Marguerite, c'est ma femme. Je ne vois pas pourquoi tout le monde dit "c'était"! Nous n'avons pas divorcés, à ce que je sache. Je l'aime, ma Margueux. Je la quitterais jamais, ma jolie fleur. Alors oui. C'est pas la plus délicate ! Pas la plus belle ! Pas la plus finaude ! Elle ne lit pas, n'aime pas la poésie, et se sert des toiles de peinture pour faire du feu. Mais je l'aime. C'est celle que j'aime le plus. Avec sa tignasse noire, qu'elle ne plaigne jamais, et ses yeux serpents. Ça lui donne un petit côté féroce, qui lui servait bien pour engueuler le boulanger quand le pain était trop cuit. Elle se laissait pas faire, la Marguerite. Même le jour de notre mariage, elle a grogné ! Et heuresement d'ailleurs. Si elle ne l'avait pas fait, ç'aurait voulu dire que ce n'était pas elle. Elle je n'aurait épousé que Margueux !
Une odeur de brûlé me chatouille le nez. La fille avec sa jupe, le papillon, est là. Carbonisée. Tout sourire. Ses yeux sont devenus verts, comme des émeraudes. Seule sa jupe et son sourire ont échappé au feu. Tout le reste est sous la cendre.
Elle se met à rire. J'ai peur. Elle pose sa main sur mon épaule.
D'un coup, je vomis. Les marées de mon estomac remontent à ma bouche, et sortent comme des gesers.
Ma respiration se fait saccadée. Mon cœur s'emballe.
La sorcière rit toujours, avec ses grandes ailes.
La flambeau. C'est bien elle.
Vendredi 8 avril
La tête me tourne. Je suis sur mon lit. Mon petit lit. Dans ma petite chambre. J'ai eu le temps de penser à la fille papillon.
Je crois qu'elle a raison. Sur quoi ? Je l'ignore. Je vais la laisser venir. Je n'ai pas le choix.
Avant qu'elle me rende une dernière visite, je voulais écrire un peu. Dans mon carnet orange. Avec des mots gentils, écrits en bleu par ma petite fille. Elle est mignonne ma petite fille.

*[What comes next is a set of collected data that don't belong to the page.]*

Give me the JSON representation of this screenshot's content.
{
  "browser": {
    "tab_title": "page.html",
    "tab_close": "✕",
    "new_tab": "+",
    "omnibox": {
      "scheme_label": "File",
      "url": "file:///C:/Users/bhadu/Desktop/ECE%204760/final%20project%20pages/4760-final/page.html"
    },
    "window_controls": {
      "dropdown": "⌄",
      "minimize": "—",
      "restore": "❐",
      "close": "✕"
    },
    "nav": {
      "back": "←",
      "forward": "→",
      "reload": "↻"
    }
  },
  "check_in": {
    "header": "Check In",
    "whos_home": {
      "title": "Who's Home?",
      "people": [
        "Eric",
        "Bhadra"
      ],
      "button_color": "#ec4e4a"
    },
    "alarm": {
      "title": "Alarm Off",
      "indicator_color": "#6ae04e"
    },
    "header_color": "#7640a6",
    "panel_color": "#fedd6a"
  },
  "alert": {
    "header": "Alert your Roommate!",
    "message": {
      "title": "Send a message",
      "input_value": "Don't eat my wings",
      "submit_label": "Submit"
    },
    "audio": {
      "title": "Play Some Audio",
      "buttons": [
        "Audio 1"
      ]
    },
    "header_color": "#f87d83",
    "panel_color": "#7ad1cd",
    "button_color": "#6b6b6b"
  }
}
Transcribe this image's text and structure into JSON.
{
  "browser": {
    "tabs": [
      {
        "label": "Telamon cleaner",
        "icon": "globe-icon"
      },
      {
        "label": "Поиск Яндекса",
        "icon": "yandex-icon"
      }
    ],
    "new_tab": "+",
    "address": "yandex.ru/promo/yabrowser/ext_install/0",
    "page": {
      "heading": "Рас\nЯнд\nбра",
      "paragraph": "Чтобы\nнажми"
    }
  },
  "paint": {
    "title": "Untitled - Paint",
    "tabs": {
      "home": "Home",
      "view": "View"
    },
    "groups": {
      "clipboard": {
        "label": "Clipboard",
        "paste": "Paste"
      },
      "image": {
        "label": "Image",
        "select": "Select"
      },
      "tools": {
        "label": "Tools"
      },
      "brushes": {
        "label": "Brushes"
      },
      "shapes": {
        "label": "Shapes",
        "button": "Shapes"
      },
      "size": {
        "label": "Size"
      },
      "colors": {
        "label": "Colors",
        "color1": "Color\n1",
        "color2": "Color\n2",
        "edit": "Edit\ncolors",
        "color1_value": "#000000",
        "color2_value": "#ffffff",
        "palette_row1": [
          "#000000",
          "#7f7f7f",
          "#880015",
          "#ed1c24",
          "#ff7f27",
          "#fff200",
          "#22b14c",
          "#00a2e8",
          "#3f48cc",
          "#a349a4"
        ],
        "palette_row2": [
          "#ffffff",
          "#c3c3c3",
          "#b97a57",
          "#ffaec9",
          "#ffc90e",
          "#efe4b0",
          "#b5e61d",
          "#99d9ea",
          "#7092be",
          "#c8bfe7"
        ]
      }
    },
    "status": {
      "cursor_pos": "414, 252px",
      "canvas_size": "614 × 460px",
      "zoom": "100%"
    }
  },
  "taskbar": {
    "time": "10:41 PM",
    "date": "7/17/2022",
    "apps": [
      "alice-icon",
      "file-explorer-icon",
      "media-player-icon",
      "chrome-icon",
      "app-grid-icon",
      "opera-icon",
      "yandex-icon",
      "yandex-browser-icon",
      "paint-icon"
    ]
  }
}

Toute ma vie, j'ai été un papillon de nuit. Il y en a beaucoup, des papillons de nuit. C'est plutôt ordinaire. Il faut de tout pour faire un monde. Des colorés, des ternes, des grands, des petits, des rapides, des lents.
Cela ne veut pas dire que chacun n'est pas unique. Que chacun porte les même stris. Cela veut juste dire que beaucoup se ressemblent, et c'est pas grave.
À chaque fois que je croise un papillon de nuit, je le salue. Je l'observe. Je prend mon temps. Car souvent, il cache bien des singularités. Avoir 50 papillons qui vous ont passés devant ne veut pas dire que vous êtes inintéressant.
C'est pareil pour les humains.
Il faut s'arrêter... À chaque petits bouts d'être. Chacun a une belle dame en soi. J'en suis convaincu.
Oh ! Mais j'aperçois la fille à la jupe orange ! Elle me fait un tendre sourire. Je n'ai pas peur cette fois. Je suis prêt.
"somnolence"
Voilà ce que peut provoquer un papillon flambeau.
"somnolence"
Elle s'approche, et m'effleure. Me tend une main.
"somnolence"
Elle est prête à décoler.
"somnolence"
...
Un cri sort de la chambre n° 53 de deuxième étage de l'hôpital psychiatrique saint Rémi. Là, le 8 avril, M. Raymond, surnommé "le patient au carnet orange" a été retrouvé mort, un étrange sourire collé au visage.
C'est le chagrin qui envahit la salle des médecins. M. Raymond, d'une sagesse exceptionnelle malgré sa folie dévorante, était très apprécié du personnel soignant.
M. Tamashi, psychiatre de l'établissement, a constaté que le malade avait accepté de fait de mourir, juste après un accident où il avait frôlé la mort, quelques jours auparavant.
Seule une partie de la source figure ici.